Mosely v. King Hardware Co.

Wade, C. J.

1. There was no abuse of discretion on the part of the trial judge in denying the motion to set aside the judgment and reinstate the ease, on the ground that the judgment was rendered in the absence of the defendant and her attorney. The evidence was amply sufficient to support a finding that the defendant was lacking in diligence.

2. The objection that no declaration in attachment was filed is without merit. There was attached to the original attachment in this case a complete itemized statement of the account sued upon, as well as a copy of the contract of sale covering the various items enumerated.
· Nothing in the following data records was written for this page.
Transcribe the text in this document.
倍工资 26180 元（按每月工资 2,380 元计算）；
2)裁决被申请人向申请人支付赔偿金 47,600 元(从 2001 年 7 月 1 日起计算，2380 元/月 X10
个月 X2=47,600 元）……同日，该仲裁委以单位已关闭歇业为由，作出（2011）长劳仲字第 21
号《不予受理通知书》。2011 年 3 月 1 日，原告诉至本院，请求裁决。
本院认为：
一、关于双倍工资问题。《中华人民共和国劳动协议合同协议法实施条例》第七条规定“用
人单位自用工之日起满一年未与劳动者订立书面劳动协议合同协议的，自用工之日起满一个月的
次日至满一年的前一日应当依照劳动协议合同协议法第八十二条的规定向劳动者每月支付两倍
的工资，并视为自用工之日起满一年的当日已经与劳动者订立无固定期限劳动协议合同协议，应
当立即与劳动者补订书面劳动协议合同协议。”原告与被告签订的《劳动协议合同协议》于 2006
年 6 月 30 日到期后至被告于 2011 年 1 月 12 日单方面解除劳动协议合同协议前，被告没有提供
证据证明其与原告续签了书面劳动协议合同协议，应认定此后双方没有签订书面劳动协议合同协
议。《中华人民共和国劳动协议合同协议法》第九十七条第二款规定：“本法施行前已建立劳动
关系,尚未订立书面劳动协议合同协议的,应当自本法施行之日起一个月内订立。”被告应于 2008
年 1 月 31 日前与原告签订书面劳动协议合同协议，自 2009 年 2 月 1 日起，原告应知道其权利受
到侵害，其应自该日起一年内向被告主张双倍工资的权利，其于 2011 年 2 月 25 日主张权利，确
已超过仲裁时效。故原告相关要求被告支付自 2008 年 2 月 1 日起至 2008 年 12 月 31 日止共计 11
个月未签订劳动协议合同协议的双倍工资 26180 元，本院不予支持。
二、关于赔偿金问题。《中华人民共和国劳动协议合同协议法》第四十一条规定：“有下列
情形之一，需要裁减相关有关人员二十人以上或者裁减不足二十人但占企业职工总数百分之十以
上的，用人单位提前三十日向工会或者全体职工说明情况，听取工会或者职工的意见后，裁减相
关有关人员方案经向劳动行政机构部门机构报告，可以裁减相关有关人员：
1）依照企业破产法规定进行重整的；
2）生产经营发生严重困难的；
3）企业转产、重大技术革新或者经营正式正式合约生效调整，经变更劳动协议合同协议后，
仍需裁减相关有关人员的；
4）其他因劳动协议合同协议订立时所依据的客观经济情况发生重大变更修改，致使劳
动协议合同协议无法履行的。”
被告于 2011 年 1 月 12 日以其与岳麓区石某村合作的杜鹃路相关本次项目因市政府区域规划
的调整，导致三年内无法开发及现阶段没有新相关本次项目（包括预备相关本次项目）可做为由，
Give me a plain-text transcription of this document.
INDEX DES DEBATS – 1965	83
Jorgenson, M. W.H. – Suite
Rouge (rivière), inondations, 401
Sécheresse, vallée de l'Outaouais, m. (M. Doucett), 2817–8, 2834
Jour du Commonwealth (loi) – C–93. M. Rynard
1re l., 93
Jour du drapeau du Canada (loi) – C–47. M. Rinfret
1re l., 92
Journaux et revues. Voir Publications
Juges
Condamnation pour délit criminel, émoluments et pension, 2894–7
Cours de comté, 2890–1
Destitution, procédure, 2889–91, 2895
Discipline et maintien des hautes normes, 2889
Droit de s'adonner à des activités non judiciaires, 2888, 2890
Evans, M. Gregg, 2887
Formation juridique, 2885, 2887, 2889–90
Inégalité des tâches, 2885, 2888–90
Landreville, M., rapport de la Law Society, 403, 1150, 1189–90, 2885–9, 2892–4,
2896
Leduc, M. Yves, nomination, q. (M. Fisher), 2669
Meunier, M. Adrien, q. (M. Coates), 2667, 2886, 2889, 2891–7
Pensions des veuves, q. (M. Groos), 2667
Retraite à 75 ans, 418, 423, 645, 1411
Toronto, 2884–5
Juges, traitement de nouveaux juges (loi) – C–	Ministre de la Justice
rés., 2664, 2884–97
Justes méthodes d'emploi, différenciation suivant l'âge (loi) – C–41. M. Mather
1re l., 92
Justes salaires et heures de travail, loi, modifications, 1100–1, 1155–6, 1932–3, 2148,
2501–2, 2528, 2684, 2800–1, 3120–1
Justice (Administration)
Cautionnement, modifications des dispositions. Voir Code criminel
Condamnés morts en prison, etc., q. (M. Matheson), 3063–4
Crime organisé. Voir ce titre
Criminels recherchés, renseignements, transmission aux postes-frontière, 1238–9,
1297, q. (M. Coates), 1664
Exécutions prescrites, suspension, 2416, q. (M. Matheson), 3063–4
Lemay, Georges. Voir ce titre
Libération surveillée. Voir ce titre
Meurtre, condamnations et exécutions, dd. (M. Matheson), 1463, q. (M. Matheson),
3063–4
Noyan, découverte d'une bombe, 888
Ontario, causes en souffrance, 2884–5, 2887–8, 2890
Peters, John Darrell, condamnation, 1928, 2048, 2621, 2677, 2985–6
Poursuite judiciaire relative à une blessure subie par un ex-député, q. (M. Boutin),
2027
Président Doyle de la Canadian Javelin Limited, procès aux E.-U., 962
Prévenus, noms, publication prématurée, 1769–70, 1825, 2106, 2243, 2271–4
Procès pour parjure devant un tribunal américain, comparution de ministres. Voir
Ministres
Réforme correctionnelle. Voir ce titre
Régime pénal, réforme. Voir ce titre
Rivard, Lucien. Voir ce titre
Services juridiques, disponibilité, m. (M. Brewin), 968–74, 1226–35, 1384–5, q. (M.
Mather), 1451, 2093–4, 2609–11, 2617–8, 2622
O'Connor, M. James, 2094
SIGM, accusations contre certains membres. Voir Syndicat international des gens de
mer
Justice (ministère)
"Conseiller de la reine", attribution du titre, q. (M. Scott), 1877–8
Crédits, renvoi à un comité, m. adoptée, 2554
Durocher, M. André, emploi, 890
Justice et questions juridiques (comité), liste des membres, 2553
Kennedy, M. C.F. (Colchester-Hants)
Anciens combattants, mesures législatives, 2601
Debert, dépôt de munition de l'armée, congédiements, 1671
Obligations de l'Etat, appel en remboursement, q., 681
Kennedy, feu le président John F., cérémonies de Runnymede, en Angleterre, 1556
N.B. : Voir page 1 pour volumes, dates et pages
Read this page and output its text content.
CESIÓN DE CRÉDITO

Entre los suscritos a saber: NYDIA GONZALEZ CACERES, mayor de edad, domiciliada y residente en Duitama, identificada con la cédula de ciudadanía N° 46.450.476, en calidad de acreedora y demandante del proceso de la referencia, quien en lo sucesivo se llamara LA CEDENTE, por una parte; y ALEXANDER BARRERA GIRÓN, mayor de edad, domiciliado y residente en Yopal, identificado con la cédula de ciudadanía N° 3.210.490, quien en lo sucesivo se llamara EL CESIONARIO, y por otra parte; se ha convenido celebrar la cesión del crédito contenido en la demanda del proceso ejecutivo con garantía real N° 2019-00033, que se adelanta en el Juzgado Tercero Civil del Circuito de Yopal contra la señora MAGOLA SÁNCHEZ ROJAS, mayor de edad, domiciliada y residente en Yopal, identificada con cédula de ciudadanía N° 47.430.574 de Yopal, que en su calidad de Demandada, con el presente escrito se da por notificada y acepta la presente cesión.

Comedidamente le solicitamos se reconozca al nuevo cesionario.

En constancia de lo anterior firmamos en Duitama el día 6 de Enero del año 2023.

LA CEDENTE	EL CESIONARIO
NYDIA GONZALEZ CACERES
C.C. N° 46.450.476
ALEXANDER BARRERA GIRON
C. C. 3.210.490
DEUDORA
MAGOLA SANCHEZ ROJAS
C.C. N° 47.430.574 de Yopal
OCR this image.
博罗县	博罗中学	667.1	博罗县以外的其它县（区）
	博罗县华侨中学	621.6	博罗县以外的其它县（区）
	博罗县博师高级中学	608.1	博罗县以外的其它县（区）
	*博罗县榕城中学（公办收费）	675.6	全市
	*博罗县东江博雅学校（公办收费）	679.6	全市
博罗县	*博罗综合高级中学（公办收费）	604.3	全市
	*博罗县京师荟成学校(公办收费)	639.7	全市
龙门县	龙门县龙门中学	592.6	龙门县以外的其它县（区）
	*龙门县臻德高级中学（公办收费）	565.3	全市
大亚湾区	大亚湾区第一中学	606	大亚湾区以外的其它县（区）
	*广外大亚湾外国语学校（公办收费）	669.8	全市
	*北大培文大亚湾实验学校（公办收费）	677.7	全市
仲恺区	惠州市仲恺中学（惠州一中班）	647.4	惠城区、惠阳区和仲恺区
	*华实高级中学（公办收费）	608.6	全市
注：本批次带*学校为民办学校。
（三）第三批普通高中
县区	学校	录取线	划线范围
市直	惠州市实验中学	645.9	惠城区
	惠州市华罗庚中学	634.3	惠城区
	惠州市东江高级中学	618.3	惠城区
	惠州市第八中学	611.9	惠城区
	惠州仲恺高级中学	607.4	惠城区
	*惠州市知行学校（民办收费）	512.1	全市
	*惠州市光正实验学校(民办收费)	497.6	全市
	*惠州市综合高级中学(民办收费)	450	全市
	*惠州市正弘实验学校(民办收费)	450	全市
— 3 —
The trial judge not only directed the attention of movant’s counsel to this fact at the time of the trial, but. also referred him to the following rule of the municipal court of Atlanta: “The law relating to declarations in attachment shall be deemed to have been complied with when the plaintiff in attachment shall have filed with the clerk of this court, at the first term, an itemized statement of the account, if it be based on an account, or a copy of the note, if based on a note, or a1 written statement of an action for damages, if based on a claim for damages.”

3. The attachment was made returnable to the May “A” term of the municipal court, and the defendant was notified that it was the intention of plaintiff to ask for a general judgment, and the record shows that service was effected within the proper time, and the defendant filed an answer and. a counterclaim before that term, without raising any objection as to the term to which the attachment was made returnable. Held, that the defendant was estopped from attacking the judgment on the ground that the case was improperly made returnable to that term.

4. Other grounds of the motion to set aside the judgment are either without any substantial merit or are not argued in the brief of counsel for the plaintiff in error. The judge of the superior court did not err in overruling the certiorari.

Judgment affirmed.

George and Lulce, JJ., concur.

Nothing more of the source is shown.